The execution flowgraph can be rendered using write_flowgraph(), which proves very helpful in debugging graph definitions.

chip.write_flowgraph("flowgraph.svg", landscape=True)
../_images/flowgraph.svg

The previous heartbeat example did not include any mention of index, so the index defaults to 0. While not essential to basic execution, the ‘index’ is fundamental to searching and optimizing tool and design options. One example use case for the index feature would be to run a design through synthesis with a range of settings and then selecting the optimal settings based on power, performance, and area. The snippet below shows how a massively parallel optimization flow can be programmed using the SiliconCompiler Python API.

import siliconcompiler
chip = siliconcompiler.Chip('doe_demo')

syn_strategies = ['DELAY0', 'DELAY1', 'DELAY2', 'DELAY3', 'AREA0', 'AREA1', 'AREA2']

flow = 'synparallel'
chip.node(flow, 'import', 'surelog', 'import')
for index in range(len(syn_strategies)):
    chip.node(flow, 'syn', 'yosys', 'syn_asic', index=str(index))
    chip.edge(flow, 'import', 'syn', head_index=str(index))
    chip.edge(flow, 'syn', 'synmin', tail_index=str(index))
    chip.set('tool', 'yosys', 'var', 'syn', str(index), 'strategy', syn_strategies[index])
    for metric in ('cellarea', 'peakpower', 'standbypower'):
        chip.set('flowgraph', flow, 'syn', str(index), 'weight', metric, 1.0)
chip.node(flow, 'synmin', 'builtin', 'minimum')
chip.set('option', 'flow', flow)
chip.write_flowgraph("flowgraph_doe.svg")
../_images/flowgraph_doe.svg

The SiliconCompiler directory structure follows the convention shown below. Each step/index combination (“task”) has a separate work directory, with all data inputs read from a local ‘inputs’ directory and all data outputs placed in a local ‘outputs’ directory. Reports are placed in the task’s local ‘reports’ directory. Control communication between tasks is done entirely through file based communication. The compilation schema containing all setup parameters and run time metrics are read from ‘inputs’ directory at the start of a task and written to the ‘outputs’ directory at the end of a task.

heartbeat
└── <jobname>
    ├── floorplan
    │   └── <index>
    │       ├── inputs
    │       ├── outputs
    │       └── reports
    ├── import
    │   └── <index>
    │       ├── inputs
    │       ├── outputs
    │       └── reports
    └── syn
        └── <index>
            ├── inputs
            ├── outputs
            └── reports

The combination of the flowgraph execution mode and file based communication enables support for distributed processing of any static execution pattern, including serial pipelines, fork-join patterns, and parallel pipelines.

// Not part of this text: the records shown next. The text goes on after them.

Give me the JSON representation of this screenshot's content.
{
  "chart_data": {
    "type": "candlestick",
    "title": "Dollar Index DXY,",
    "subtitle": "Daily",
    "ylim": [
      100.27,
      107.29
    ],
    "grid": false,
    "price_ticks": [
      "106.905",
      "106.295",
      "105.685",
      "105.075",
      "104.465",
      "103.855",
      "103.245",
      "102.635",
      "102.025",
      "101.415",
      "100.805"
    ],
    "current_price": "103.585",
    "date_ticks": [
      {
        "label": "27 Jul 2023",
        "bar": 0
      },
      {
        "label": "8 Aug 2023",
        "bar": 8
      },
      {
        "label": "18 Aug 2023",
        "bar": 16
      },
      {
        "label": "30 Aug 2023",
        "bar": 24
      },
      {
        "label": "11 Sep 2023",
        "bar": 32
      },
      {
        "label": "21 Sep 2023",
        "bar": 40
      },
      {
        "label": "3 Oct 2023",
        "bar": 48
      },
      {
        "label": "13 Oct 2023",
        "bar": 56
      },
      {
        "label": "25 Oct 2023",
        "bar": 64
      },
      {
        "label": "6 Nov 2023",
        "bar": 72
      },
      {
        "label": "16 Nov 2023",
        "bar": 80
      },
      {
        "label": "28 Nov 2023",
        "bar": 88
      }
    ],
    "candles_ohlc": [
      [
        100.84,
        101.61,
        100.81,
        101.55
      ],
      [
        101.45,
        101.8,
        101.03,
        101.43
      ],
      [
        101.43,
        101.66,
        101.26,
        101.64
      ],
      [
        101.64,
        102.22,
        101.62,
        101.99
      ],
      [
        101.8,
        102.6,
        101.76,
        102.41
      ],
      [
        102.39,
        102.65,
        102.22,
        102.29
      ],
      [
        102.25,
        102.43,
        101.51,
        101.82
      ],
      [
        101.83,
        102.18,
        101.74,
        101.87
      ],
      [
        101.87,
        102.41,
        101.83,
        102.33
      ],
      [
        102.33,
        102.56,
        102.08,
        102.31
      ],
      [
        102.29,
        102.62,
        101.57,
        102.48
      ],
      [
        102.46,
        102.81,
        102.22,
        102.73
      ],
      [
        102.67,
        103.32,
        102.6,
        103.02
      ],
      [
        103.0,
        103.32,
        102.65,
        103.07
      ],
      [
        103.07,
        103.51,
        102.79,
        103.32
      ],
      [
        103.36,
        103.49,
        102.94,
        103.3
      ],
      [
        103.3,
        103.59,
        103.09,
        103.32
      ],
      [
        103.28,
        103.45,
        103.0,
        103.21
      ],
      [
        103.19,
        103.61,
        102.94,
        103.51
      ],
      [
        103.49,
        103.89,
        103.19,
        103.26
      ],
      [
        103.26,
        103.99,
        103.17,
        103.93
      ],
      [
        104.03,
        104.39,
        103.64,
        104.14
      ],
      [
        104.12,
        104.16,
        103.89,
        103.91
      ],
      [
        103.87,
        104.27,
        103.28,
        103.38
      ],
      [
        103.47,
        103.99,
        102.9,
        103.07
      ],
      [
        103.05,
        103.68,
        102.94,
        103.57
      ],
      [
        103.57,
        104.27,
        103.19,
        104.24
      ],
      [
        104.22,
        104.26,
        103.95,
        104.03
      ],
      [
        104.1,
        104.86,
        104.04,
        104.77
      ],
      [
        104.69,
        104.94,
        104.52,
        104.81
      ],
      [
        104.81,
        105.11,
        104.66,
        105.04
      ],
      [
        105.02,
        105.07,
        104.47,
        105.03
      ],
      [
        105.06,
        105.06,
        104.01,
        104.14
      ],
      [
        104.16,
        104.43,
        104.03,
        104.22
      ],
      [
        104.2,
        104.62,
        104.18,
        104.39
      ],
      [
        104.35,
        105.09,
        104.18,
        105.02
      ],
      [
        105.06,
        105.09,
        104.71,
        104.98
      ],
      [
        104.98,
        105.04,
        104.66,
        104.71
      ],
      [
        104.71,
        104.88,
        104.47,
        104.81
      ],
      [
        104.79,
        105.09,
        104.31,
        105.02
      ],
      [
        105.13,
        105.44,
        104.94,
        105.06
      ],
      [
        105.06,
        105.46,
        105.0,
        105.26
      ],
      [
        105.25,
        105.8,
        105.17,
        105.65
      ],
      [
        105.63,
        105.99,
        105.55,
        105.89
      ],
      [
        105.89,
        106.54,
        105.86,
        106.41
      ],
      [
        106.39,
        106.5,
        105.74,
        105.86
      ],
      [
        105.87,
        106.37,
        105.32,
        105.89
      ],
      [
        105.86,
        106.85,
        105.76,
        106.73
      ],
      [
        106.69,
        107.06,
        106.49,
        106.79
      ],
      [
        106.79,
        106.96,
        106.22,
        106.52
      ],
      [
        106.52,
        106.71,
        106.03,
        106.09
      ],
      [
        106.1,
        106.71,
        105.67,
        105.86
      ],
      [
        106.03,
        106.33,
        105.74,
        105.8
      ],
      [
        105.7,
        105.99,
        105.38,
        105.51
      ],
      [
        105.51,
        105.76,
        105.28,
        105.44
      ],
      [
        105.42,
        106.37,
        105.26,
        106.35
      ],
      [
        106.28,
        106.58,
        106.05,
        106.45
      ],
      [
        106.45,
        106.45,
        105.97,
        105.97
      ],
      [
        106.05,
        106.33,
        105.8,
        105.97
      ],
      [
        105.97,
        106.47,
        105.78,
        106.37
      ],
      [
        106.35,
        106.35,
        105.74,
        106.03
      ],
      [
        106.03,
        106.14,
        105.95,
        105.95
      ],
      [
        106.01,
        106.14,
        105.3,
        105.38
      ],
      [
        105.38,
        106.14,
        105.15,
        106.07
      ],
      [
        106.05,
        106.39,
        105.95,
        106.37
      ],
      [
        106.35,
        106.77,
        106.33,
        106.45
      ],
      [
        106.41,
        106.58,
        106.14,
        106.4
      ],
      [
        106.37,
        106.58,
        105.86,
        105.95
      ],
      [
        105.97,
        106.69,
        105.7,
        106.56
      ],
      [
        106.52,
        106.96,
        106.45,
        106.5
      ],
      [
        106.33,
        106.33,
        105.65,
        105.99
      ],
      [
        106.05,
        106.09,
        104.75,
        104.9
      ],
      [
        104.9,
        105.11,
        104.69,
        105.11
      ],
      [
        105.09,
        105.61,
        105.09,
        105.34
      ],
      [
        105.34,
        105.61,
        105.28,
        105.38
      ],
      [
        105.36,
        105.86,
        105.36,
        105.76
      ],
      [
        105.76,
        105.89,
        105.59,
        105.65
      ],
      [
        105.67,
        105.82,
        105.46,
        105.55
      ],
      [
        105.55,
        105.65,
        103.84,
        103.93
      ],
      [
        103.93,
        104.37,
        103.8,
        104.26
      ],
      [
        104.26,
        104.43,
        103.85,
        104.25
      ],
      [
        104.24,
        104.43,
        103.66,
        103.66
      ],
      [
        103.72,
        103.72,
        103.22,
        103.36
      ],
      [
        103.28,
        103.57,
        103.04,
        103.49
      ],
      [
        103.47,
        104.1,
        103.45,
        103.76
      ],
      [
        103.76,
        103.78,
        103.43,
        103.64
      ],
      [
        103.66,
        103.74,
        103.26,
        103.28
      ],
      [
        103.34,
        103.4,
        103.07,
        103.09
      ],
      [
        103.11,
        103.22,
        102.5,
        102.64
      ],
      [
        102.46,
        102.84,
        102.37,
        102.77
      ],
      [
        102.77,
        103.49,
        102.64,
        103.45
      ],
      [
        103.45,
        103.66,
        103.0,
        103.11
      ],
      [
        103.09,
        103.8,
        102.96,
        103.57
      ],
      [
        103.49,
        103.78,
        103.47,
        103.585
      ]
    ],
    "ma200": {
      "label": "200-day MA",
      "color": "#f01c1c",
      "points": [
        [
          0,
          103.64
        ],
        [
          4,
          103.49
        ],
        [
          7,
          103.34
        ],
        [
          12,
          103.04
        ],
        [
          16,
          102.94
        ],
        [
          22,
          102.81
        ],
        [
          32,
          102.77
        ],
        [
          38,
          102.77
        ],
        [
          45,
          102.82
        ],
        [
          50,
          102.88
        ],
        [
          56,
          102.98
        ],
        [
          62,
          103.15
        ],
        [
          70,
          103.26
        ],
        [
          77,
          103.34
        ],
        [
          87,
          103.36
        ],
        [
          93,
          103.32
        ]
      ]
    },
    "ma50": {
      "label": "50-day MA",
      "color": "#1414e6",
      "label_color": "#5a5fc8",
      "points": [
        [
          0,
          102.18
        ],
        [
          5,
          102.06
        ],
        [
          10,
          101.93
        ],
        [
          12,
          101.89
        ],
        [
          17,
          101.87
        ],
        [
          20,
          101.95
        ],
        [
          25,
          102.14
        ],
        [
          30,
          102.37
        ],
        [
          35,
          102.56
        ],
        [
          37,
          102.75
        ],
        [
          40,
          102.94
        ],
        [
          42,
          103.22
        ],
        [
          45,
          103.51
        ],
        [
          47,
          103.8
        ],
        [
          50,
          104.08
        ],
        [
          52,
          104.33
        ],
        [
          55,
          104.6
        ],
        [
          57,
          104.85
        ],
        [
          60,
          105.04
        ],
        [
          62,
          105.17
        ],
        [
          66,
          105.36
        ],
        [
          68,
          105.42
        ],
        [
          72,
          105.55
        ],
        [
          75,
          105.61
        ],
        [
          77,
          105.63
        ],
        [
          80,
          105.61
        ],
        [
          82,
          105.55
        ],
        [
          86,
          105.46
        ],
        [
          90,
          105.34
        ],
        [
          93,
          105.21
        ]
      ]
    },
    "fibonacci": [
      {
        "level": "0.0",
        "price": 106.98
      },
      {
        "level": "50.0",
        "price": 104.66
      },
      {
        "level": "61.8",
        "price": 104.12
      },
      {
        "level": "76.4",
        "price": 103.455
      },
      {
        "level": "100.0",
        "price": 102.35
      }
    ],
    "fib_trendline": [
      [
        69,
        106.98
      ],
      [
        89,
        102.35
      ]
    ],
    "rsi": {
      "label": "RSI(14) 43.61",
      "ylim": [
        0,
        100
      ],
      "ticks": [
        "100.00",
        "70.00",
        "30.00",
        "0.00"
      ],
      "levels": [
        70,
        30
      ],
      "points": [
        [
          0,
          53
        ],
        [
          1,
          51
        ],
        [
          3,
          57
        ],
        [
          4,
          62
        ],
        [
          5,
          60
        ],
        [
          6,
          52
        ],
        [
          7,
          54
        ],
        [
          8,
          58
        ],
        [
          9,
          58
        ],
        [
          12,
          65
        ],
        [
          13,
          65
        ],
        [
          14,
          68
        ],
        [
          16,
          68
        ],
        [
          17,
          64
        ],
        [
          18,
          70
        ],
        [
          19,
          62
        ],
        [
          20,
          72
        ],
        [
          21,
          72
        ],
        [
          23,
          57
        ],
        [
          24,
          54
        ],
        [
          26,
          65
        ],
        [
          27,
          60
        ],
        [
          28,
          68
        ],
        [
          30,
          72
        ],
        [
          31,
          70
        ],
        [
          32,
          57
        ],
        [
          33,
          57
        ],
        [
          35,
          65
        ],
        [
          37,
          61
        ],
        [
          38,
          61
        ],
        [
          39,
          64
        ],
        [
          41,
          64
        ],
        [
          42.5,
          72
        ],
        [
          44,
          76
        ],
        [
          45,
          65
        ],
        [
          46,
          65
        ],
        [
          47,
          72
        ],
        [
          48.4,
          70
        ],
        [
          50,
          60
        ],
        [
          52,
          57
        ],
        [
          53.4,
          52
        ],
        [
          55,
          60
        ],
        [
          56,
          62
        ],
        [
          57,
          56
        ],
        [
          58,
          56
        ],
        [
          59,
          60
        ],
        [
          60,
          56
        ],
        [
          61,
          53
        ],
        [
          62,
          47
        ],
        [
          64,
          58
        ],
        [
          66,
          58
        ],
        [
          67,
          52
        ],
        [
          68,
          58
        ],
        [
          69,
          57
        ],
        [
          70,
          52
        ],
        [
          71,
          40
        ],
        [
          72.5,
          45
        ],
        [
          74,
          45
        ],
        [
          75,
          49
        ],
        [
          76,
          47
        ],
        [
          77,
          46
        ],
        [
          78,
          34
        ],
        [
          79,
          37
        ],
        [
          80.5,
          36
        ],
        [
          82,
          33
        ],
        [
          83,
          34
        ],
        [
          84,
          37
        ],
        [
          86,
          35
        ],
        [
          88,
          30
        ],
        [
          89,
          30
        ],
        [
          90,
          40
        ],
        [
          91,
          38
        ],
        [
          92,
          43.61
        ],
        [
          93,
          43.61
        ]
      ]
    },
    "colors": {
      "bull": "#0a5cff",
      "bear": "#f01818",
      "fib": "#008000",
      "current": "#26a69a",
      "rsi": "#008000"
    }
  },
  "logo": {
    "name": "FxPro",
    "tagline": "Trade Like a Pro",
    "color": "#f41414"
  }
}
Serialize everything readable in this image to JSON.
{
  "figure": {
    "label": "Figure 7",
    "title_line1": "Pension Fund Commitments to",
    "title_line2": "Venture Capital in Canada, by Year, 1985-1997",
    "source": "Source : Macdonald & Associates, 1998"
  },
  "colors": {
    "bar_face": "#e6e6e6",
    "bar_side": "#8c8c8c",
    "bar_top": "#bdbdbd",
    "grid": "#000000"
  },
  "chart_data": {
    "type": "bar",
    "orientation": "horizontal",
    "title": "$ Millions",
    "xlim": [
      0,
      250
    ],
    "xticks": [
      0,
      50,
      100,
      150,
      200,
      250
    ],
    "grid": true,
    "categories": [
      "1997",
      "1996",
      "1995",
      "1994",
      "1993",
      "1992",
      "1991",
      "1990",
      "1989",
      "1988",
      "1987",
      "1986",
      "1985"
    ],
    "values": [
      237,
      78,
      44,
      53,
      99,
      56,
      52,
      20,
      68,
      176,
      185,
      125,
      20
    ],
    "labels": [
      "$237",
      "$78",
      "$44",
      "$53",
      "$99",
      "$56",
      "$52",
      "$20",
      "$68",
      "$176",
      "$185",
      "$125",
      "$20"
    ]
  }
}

The ubiquitous fork-join execution pattern can be created by adding steps associated with built in function steps to the flowgraph. The built in asicflow is an example of a flow that supports fork-join optimization at every step.

../_images/forkjoin.png

Parallel pipelines is another common pattern found in parallel programming. It’s especially useful for embarrassingly parallel applications such as constrained random verification and brute force search design of experiments. SiliconCompiler enables parallel pipelines by: 1) supporting any step/index output to any step/index input within the flowgraph and by 2.) Inclusion of built in join, minimum, and maximum functions. The flowgraph below shows a place and route experiment that imports source files, runs 4 separate sets of experiments on the same data, and then picks the best one based on the metrics reported and metrics weights set in the flowgraph.

../_images/pipes.png

At the end of each run() call, the current in memory job schema entries are copied into a job history dictionary to more complex flow creation. which can be accessed by the user to to create sophisticated non-linear flows that take into account run history and gradients. The code snippet below shows a minimal sequence leveraging the multi-job feature.:

chip.run()
chip.set('option', 'jobname', 'newname')
chip.set('some parameter..')
chip.run()

Complex iterative compilation flows can be created with Python programs that 1.) calls run() multiple times using a different jobname and 2.) leverages Python logic to query per job metrics to control the compilation flow decision.